The types of stem cell that can be extracted from accessible fetal tissues such as the umbilical cord and amniotic fluid are somewhat different to both adult stem cells and embryonic stem cells. Ultimately all of these various sources will go away in favor of cell reprogramming on the grounds that pretty much anything other than sourcing cells from a skin or blood sample from the patient in front of you is going to result in excessively costly treatments. It is simply too troublesome to manage the collection and preservation of fetal cells on an industrial scale unless it is the only useful alternative, which is not to mention that they cannot be patient-matched cells in any but the most rare of circumstances.
From a research perspective finding out what these various types of stem cell can achieve in terms of regenerative therapies is a necessary part of the process of guiding advances in cell programming. Embryonic and fetal stem cells provide aiming points and comparisons for cell reprogramming efforts, but that is only helpful if scientists know how to use these cells to produce therapies. Thus even as the production of induced pluripotent stem cells from ordinary skin cells is moving ahead, the first clinical trials are beginning, and researchers are becoming ever better at producing stem cells that are increasingly like those seen in various stages of embryonic development, it is still the case that various research groups are exploring what can be done with fetal and embryonic stem cells.
Here is an interesting review that notes fetal stem cells work in muscle regeneration in much the same way as other stem cell treatments have been shown to produce effects: they are not acting directly to restore tissue, but rather changing the signaling environment to alter the behavior of native cells. At some point the cell part of many cell therapies will fall away in favor of directly manipulating cell signaling, but there is still much to be discovered about which signals are needed and how to deliver them in a way that mimics the presence of stem cells.

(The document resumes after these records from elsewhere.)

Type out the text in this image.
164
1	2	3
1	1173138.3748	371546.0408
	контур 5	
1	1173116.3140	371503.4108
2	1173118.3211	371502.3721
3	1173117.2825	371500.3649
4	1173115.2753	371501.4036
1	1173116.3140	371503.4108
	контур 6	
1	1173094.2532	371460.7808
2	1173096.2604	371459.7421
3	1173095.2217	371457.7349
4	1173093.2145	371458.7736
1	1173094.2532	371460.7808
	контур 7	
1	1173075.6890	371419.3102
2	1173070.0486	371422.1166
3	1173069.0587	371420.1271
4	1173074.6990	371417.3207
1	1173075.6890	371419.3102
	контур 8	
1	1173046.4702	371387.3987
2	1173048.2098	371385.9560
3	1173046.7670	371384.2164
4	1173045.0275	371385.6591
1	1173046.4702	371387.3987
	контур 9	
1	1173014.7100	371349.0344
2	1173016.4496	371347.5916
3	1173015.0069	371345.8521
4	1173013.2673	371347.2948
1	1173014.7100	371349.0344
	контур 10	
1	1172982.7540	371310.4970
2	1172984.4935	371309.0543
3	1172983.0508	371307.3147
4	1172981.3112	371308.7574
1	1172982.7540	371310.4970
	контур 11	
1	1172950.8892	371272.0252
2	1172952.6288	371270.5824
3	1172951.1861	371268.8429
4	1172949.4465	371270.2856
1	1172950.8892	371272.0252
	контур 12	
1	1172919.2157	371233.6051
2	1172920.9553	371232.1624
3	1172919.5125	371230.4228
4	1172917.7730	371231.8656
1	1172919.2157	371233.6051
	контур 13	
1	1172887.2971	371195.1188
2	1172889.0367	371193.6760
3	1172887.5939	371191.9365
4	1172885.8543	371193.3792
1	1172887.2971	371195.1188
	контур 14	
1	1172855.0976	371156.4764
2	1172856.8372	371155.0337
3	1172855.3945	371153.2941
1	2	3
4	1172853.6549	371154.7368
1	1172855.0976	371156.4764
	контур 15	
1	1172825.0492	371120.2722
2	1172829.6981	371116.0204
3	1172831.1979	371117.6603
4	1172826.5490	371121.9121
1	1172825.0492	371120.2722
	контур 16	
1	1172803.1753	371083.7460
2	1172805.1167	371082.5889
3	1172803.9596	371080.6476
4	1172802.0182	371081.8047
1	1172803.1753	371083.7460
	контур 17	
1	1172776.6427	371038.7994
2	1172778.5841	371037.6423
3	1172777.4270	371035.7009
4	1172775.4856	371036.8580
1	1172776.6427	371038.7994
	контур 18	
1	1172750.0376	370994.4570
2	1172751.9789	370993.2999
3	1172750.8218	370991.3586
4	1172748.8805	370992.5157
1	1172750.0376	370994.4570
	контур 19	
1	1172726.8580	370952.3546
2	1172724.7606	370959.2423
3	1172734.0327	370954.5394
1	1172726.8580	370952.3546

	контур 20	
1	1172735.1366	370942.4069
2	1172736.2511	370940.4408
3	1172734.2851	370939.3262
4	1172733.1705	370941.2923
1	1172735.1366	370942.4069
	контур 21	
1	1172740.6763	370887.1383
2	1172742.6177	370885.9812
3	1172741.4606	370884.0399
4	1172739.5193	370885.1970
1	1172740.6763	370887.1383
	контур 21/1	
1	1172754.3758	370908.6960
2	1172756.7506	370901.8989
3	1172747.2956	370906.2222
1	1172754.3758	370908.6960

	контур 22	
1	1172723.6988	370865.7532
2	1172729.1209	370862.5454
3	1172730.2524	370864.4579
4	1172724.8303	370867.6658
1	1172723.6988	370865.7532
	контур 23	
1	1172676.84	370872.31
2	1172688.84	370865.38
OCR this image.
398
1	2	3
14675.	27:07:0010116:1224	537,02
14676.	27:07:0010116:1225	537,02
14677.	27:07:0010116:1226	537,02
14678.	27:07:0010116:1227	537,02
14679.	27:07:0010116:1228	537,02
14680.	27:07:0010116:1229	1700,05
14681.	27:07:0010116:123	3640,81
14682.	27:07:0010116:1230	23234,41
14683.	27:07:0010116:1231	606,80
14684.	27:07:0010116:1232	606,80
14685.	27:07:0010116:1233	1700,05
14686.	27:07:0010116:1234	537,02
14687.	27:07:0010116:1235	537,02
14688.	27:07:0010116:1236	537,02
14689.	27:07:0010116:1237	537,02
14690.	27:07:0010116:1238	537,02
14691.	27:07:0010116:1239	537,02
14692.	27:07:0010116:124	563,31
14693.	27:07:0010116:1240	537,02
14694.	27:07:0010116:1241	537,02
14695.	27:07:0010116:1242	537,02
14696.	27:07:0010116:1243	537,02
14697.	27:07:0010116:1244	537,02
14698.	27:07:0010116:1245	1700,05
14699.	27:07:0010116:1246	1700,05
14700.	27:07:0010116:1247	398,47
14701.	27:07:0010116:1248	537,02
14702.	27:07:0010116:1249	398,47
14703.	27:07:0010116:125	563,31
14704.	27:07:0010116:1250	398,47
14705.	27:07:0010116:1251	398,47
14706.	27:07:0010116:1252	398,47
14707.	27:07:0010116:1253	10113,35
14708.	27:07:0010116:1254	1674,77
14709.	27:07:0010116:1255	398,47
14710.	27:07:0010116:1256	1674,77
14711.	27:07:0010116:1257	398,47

More than 40% of the body mass is represented by muscle tissue, which possesses the innate ability to regenerate after damage through the activation of muscle-specific stem cells, namely satellite cells. Muscle diseases, in particular chronic degenerative states of skeletal muscle such as dystrophies, lead to a perturbation of the regenerative process, which causes the premature exhaustion of satellite cell reservoir due to continuous cycles of degeneration/regeneration. Nowadays, the research is focused on different therapeutic approaches, ranging from gene and cell to pharmacological therapy, but still there is no definitive cure in particular for genetic muscle disease. Keeping this in mind, in this article, we will give special consideration to muscle diseases and the use of fetal derived stem cells as a new approach for therapy. Cells of fetal origin, from cord blood to placenta and amniotic fluid, can be easily obtained without ethical concern, expanded and differentiated in culture, and possess immune-modulatory properties. The in vivo approach in animal models can be helpful to study the mechanism underneath the operating principle of the stem cell reservoir, namely the niche, which holds great potential to understand the onset of muscle pathologies.
Muscle pathologies are devastating diseases and nowadays researchers still make efforts to find a cure and not a therapy alone. It has been demonstrated that, after injection in injured or diseased muscle, fetal stem cells act through a mechanism that is mostly due to a bystander effect rather than a direct differentiation. The indirect action is mainly supposed to enhance the production of cytokines, such as VEGF, that stimulate the temporary restoring of the tissue function. To obtain a long lasting action due to efficient cell integration and tissue repopulation, fetal stem cells need to be genetically modified, forcing their differentiation in tissue-specific cells. Nevertheless, the development of safe genetic manipulation methods could make cells of fetal origin appealing for therapeutic application.
Conversely, the long-term positive effect observed using freshly isolated murine amniotic fluid stem (AFS) cells, highlights that they could have a decisive role in replenishing the muscle stem cell niche, which represent the reservoir of cells able to rescue the defect. Indeed, AFS cells are a safe and immune-privileged cell source prone to integrate in muscle tissue. This knowledge opens the challenge to improve the culture protocol for the AFS cells of human origin, which, so far, is still a limit to overcome for future clinical application to treat genetic and non-genetic muscle dysfunctions (dystrophies, skeletal muscle malformations, traumatic injuries).